Lo svela il procuratore capo di Genova, Francesco Cozzi, all’indomani della notizia pubblicata da Repubblica relativa alla esistenza di quel documento che certificava il “rischio crollo” per il ponte sul Polcevera. La relazione tecnica, compilata nel 2014 e sequestrata lo scorso marzo dalla Guardia di Finanza nella sede di Atlantia, a Roma. Anche se Autostrade ieri in una nota ha precisato che si sarebbe trattato di “rischio teorico”.
E però quel documento sul “rischio crollo”, in cui per la prima volta compare la parola “crollo” per il viadotto genovese, è stato vagliato persino dai consigli di amministrazione di Atlantia e di Autostrade. C’è di più: alle sedute di quest’ultima partecipa un rappresentante del Ministero delle Infrastrutture come membro del Collegio dei Sindaci.
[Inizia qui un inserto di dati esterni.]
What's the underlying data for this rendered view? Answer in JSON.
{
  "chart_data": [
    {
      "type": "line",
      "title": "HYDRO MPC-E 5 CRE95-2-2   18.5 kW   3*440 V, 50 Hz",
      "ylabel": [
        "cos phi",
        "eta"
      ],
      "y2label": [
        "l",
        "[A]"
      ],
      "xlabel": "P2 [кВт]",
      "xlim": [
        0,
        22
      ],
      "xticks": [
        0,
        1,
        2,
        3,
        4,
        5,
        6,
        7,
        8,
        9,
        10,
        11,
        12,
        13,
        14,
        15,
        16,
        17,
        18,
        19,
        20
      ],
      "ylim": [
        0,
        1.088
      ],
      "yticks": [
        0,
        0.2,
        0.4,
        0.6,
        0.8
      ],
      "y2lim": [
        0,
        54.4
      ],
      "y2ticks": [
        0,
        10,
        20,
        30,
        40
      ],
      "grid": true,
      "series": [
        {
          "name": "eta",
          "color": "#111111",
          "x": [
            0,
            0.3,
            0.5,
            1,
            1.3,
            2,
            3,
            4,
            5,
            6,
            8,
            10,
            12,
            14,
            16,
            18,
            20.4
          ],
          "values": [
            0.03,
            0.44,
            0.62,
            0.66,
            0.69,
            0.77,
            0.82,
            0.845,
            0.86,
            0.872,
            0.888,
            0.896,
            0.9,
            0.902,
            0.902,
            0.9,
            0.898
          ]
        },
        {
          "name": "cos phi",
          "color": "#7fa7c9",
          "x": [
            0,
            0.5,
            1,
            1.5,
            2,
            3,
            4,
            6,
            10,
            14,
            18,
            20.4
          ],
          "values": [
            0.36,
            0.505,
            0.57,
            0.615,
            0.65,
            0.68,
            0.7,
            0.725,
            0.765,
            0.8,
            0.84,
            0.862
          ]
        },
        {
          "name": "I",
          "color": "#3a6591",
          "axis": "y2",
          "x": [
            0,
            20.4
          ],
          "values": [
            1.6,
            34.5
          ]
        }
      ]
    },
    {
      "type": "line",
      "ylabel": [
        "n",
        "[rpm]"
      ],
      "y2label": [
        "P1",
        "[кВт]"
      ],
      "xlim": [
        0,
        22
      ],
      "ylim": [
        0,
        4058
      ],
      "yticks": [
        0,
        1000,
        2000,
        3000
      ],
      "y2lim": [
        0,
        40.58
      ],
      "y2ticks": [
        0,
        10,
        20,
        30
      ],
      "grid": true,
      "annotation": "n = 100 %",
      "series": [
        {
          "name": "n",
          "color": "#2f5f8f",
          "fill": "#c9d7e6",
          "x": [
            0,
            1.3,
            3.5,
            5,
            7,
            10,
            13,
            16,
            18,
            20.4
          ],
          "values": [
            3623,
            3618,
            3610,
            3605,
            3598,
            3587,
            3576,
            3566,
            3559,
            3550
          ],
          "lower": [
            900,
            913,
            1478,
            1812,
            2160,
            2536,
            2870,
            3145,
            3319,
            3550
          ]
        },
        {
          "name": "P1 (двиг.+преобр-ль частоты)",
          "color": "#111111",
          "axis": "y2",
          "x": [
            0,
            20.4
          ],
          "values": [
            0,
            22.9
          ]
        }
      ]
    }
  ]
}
“Ho letto quello che avete letto voi, il contenuto di quello che ho letto è per me inaccettabile. Anche intellettualmente incomprensibile”, dice il ministro dei Trasporti e delle Infrastrutture Paola De Micheli, commentando appunto la presenza del Ministero alla riunione del 2015 in cui si evidenziò il rischio per il Ponte Morandi.
Emerge quindi che i vertici del ministero delle Infrastrutture nel 2015 erano a conoscenza del “rischio crollo” per il Ponte Morandi: di quel documento stilato un anno prima, finora segreto ma sequestrato dalla Guardia di Finanza nella sede di Atlantia e di Autostrade.
Alle sedute del consiglio di amministrazione di Aspi partecipa un rappresentante del Mit, membro del Collegio sindacale. E questo organo con il cda ha condiviso “l’indirizzo di rischio basso” per il viadotto genovese, poi crollato il 14 agosto 2018
(da agenzie)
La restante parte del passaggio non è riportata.